Free pizza and burger specials
Some restaurants are trying to get customers to order directly from them by offering special deals.
One example: If you order two pizza pies from one of Motorino’s three NYC locations by phone, you get a third pie for free. Motorino advertised the special online and on its pizza boxes.
Customers who dine in at 5 Napkin Burger, also in New York City, receive a postcard with their check that implores them to order directly “from any restaurant that offers this option,” because “doing so allows more of the money from your purchase to stay with the restaurant.” Customers who eat at the restaurant or order directly can get a special burger of the day, and the burger chain has waived delivery fees on some orders for customers who use their website, rather than a third-party provider.
But customers still have to find their way to your website to place the order, which could be a significant hurdle, noted 5 Napkin Burger CEO Robert Guarino. The restaurant offers delivery through its own site, but 5 Napkin Burger is also on Grubhub.

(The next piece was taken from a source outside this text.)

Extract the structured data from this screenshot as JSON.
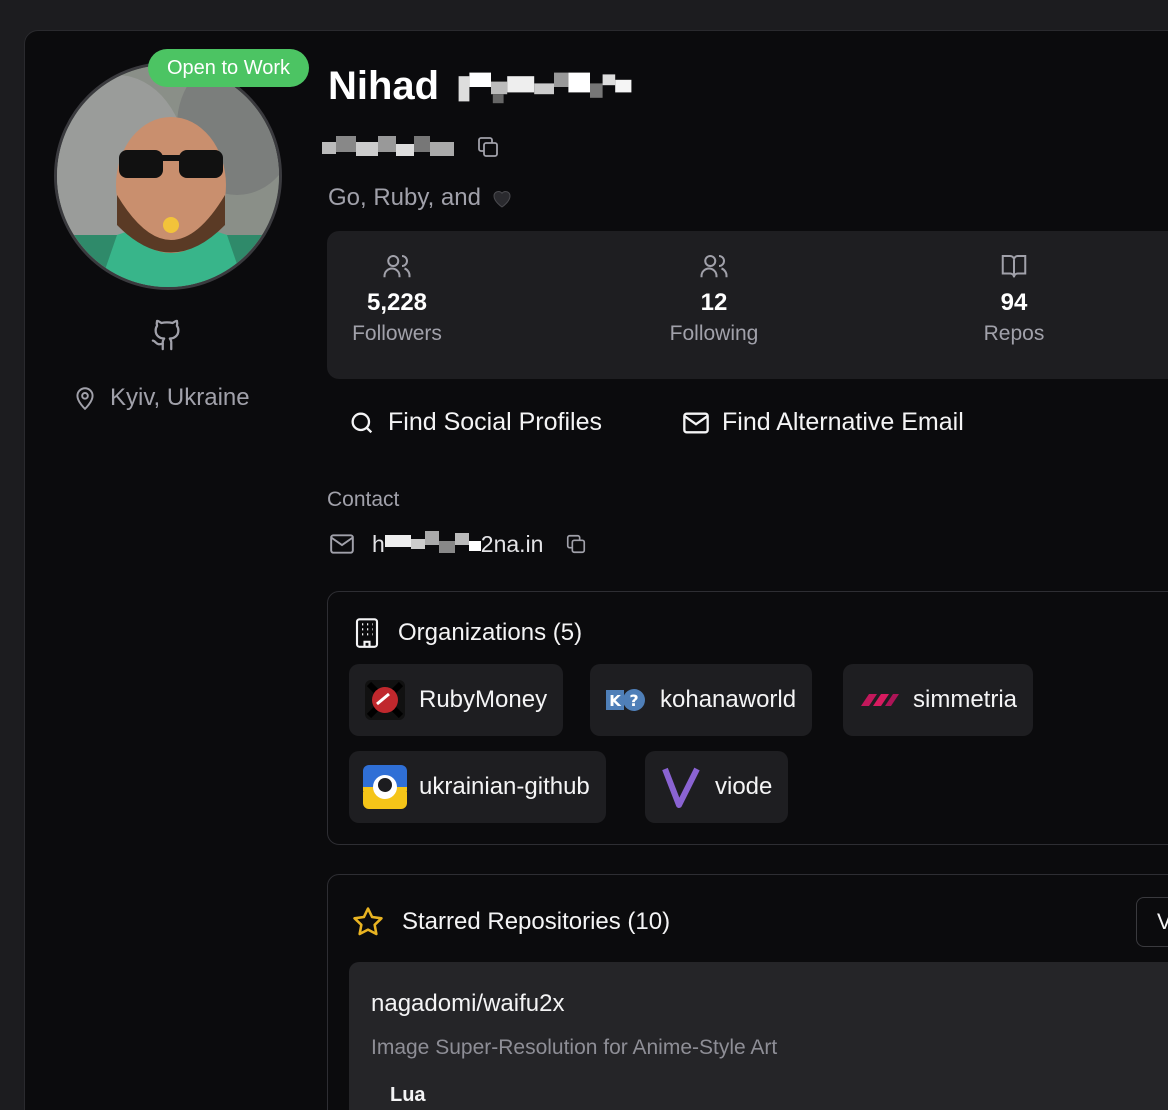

“Very few folks have cut the cord,” Guarino said. “There may be a day where that comes, especially in urban locations.”
DIY Delivery
Some restaurant operators who weren’t interested in delivery before the pandemic dove in once they had to close their doors.
Kentucky-based chef and restaurant operator Ouita Michel is one example. In the spring, she scrambled to set up her own ad-hoc delivery service.

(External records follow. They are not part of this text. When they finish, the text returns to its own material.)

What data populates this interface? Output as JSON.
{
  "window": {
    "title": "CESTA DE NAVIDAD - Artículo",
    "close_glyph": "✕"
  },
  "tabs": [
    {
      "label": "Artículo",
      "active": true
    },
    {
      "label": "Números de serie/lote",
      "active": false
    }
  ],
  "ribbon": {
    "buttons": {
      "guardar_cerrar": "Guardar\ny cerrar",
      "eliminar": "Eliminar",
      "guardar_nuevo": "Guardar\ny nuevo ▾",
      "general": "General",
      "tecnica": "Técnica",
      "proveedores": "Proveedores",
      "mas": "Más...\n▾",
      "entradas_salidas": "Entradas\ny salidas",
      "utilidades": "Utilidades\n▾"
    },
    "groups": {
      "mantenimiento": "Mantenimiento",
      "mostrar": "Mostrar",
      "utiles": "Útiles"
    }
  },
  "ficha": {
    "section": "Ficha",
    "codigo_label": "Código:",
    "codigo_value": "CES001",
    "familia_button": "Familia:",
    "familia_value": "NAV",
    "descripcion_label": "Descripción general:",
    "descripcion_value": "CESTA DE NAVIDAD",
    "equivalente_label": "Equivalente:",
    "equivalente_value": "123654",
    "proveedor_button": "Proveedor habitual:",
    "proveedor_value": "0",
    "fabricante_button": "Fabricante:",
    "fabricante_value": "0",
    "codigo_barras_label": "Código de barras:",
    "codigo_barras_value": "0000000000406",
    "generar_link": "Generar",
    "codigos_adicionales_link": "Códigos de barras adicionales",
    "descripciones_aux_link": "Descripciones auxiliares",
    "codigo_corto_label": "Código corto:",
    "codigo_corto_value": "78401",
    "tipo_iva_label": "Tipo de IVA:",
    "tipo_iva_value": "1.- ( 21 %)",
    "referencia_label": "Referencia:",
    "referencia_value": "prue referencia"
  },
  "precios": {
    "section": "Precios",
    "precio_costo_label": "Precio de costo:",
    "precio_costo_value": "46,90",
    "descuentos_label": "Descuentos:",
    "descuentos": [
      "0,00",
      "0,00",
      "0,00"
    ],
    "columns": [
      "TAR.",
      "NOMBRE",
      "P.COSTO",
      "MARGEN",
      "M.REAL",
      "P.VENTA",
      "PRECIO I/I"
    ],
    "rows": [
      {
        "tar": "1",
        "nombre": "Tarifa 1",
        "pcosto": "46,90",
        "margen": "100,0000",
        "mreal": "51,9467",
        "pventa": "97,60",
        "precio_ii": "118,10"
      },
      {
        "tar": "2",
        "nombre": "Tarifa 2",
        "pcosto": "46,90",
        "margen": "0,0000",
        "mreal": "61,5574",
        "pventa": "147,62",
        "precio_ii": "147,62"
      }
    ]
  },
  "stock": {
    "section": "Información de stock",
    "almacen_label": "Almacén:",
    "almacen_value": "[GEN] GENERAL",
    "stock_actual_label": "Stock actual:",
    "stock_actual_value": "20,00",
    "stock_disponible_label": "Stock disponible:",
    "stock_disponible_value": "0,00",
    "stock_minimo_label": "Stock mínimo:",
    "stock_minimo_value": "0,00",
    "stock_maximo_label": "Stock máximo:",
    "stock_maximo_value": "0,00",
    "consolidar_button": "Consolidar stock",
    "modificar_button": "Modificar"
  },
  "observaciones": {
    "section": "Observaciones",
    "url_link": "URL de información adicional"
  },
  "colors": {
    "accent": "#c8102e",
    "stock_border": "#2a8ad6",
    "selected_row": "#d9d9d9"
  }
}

“We converted our waitstaff into delivery drivers, probably against every advice of our insurance,” she said. The economics of third-party delivery platforms never made sense for Michel’s farm-to-table spots, where ingredients are expensive and margins even lower than for fast food or other restaurants. Plus, she didn’t want to lose control of how her food was presented to customers. Michel’s servers stopped making deliveries when her dining rooms reopened, but she isn’t using any mainstream delivery providers.

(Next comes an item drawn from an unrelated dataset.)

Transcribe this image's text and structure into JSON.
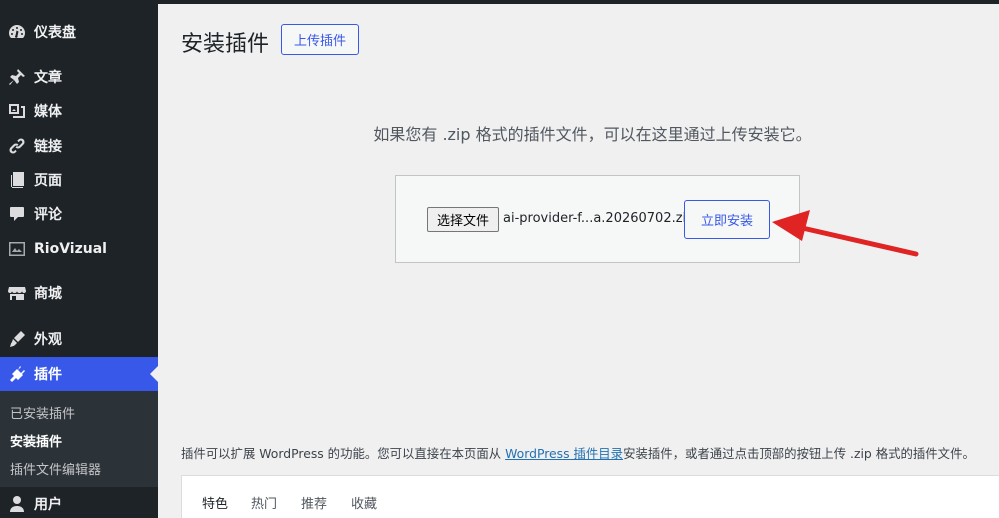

Instead, a few of Michel’s restaurants are participating in the pilot program for a new app called Delivery Co-Op, which uses a cooperative model. Delivery Co-Op promises restaurants more control over the delivery process by charging a monthly membership fee, rather than a per-order commission. The group collects membership fees from customers, as well, and hires drivers with those funds. Those drivers are embedded in individual restaurants so they can become more familiar with their menus and processes. There are about 25 restaurants on the group’s waitlist.
Restaurants that try to avoid major delivery platforms by banding together don’t have much of a chance, warned Cowen restaurant analyst Andrew Charles.
“The restaurant industry isn’t set up for co-opetition,” he explained, because it’s so competitive.
But competition may also squeeze the delivery business itself, noted Melissa Wilson, principal at the market research firm Technomic.
“Before the pandemic consumers were very much willing to pay the high delivery fees and service fees for convenience,” said Wilson. But now, with more ways to get food to-go, customers may be more price sensitive.
“Curb-side service has been a game changer,” she said. “There’s definitely more of an opportunity now for restaurants to persuade consumers to consider either drive-thru, the restaurant’s own delivery service, or curbside, versus going through a third-party provider,” she said.
For Motorino’s Palombino, the onus falls in part on customers.
“I really wish that people would choose to call their local pizza joint,” he said. “It makes such a huge difference.”
CORRECTION: This story has been updated to clarify that Adam Weeks is a co-founder of Chomp.